Drizzle the sticky sauce over the pears and serve, either warm or cold, with local ice cream - I chose Solley’s Coconut to continue the island theme.

Note: the sauce might thicken up a little as it gets cold, but a little warming will make it pourable again - even 30 seconds in a microwave should do the trick.


Great British Life: Cherry NegroniCherry Negroni (Image: Julie Friend)

Cherry granita and Cherry Negroni

I can hardly call these recipes as they are more suggestions or ideas but, perhaps oddly, when I first saw this Dallaway cherry juice for sale, my first instinct wasn't to drink it but to make things with it. That’s a chef’s mind for you I guess, but I am quite happy mine works like that sometimes.

A granita is really a fancy slush puppy with a few more ice crystals in it - a "Beginner’s Sorbet", if you like. I love it either as a mini pre-dessert to refresh your palate after a main course or just as an extra texture alongside something like a creamy cheesecake.

One of the small juices will make enough for about 4 people or buy the larger one and then you can have a couple of the delicious Negronis, too.

Cherry Negroni

This is a strong drink so lighten it up and lengthen with soda water, or just add extra cherry juice.


30ml Local Kent gin (I love the ‘Mereworth Oak Aged’ in this)

30ml Vermouth

30ml Campari

60 ml Dalloway cherry juice


Mix everything together and serve over ice with fresh cherries if you can get them or thinly sliced orange.
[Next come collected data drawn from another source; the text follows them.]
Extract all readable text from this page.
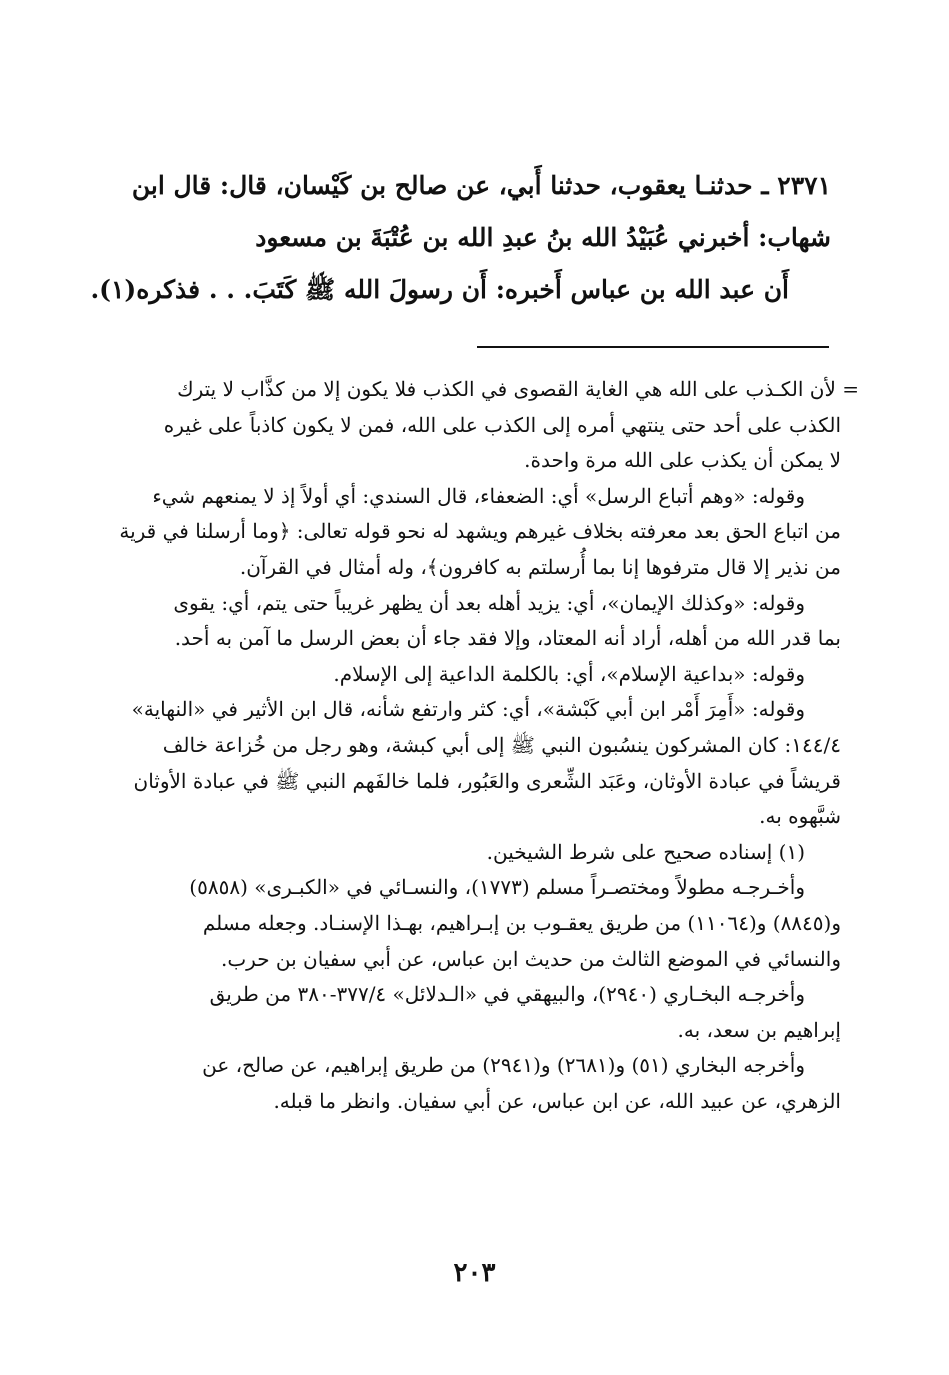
٢٣٧١ ـ حدثنـا يعقوب، حدثنا أَبي، عن صالح بن كَيْسان، قال: قال ابن
شهاب: أخبرني عُبَيْدُ الله بنُ عبدِ الله بن عُتْبَةَ بن مسعود
أَن عبد الله بن عباس أَخبره: أَن رسولَ الله ﷺ كَتَبَ. . . فذكره(١).
= لأن الكـذب على الله هي الغاية القصوى في الكذب فلا يكون إلا من كذَّاب لا يترك
الكذب على أحد حتى ينتهي أمره إلى الكذب على الله، فمن لا يكون كاذباً على غيره
لا يمكن أن يكذب على الله مرة واحدة.
وقوله: «وهم أتباع الرسل» أي: الضعفاء، قال السندي: أي أولاً إذ لا يمنعهم شيء
من اتباع الحق بعد معرفته بخلاف غيرهم ويشهد له نحو قوله تعالى: ﴿وما أرسلنا في قرية
من نذير إلا قال مترفوها إنا بما أُرسلتم به كافرون﴾، وله أمثال في القرآن.
وقوله: «وكذلك الإيمان»، أي: يزيد أهله بعد أن يظهر غريباً حتى يتم، أي: يقوى
بما قدر الله من أهله، أراد أنه المعتاد، وإلا فقد جاء أن بعض الرسل ما آمن به أحد.
وقوله: «بداعية الإسلام»، أي: بالكلمة الداعية إلى الإسلام.
وقوله: «أَمِرَ أَمْر ابن أبي كَبْشة»، أي: كثر وارتفع شأنه، قال ابن الأثير في «النهاية»
١٤٤/٤: كان المشركون ينسُبون النبي ﷺ إلى أبي كبشة، وهو رجل من خُزاعة خالف
قريشاً في عبادة الأوثان، وعَبَد الشِّعرى والعَبُور، فلما خالفَهم النبي ﷺ في عبادة الأوثان
شبَّهوه به.
(١) إسناده صحيح على شرط الشيخين.
وأخـرجـه مطولاً ومختصـراً مسلم (١٧٧٣)، والنسـائي في «الكبـرى» (٥٨٥٨)
و(٨٨٤٥) و(١١٠٦٤) من طريق يعقـوب بن إبـراهيم، بهـذا الإسنـاد. وجعله مسلم
والنسائي في الموضع الثالث من حديث ابن عباس، عن أبي سفيان بن حرب.
وأخرجـه البخـاري (٢٩٤٠)، والبيهقي في «الـدلائل» ٣٧٧/٤-٣٨٠ من طريق
إبراهيم بن سعد، به.
وأخرجه البخاري (٥١) و(٢٦٨١) و(٢٩٤١) من طريق إبراهيم، عن صالح، عن
الزهري، عن عبيد الله، عن ابن عباس، عن أبي سفيان. وانظر ما قبله.
٢٠٣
Cheers!

Great British Life: Cherry GranitaCherry Granita (Image: Julie Friend)



• 250 ml Dallaway Cherry Juice

• 2 heaped tbsp icing sugar

• 1 tsp lemon juice.


Pour the cherry juice into a shallow plastic container that can go in the freezer (I use the lidded kind that would come with a take-away)

Dissolve the icing sugar into it and add the lemon juice.

Place into the freezer and leave for around 2 hours so it starts to solidify.

Once the liquid has half frozen take it out and scuff it up with a fork.

Return to the freezer for another hour or so and then keep repeat the scuffing technique.

Once ready to serve do the same again, a quick dragging over with the prongs of a fork get you the texture we’re looking for.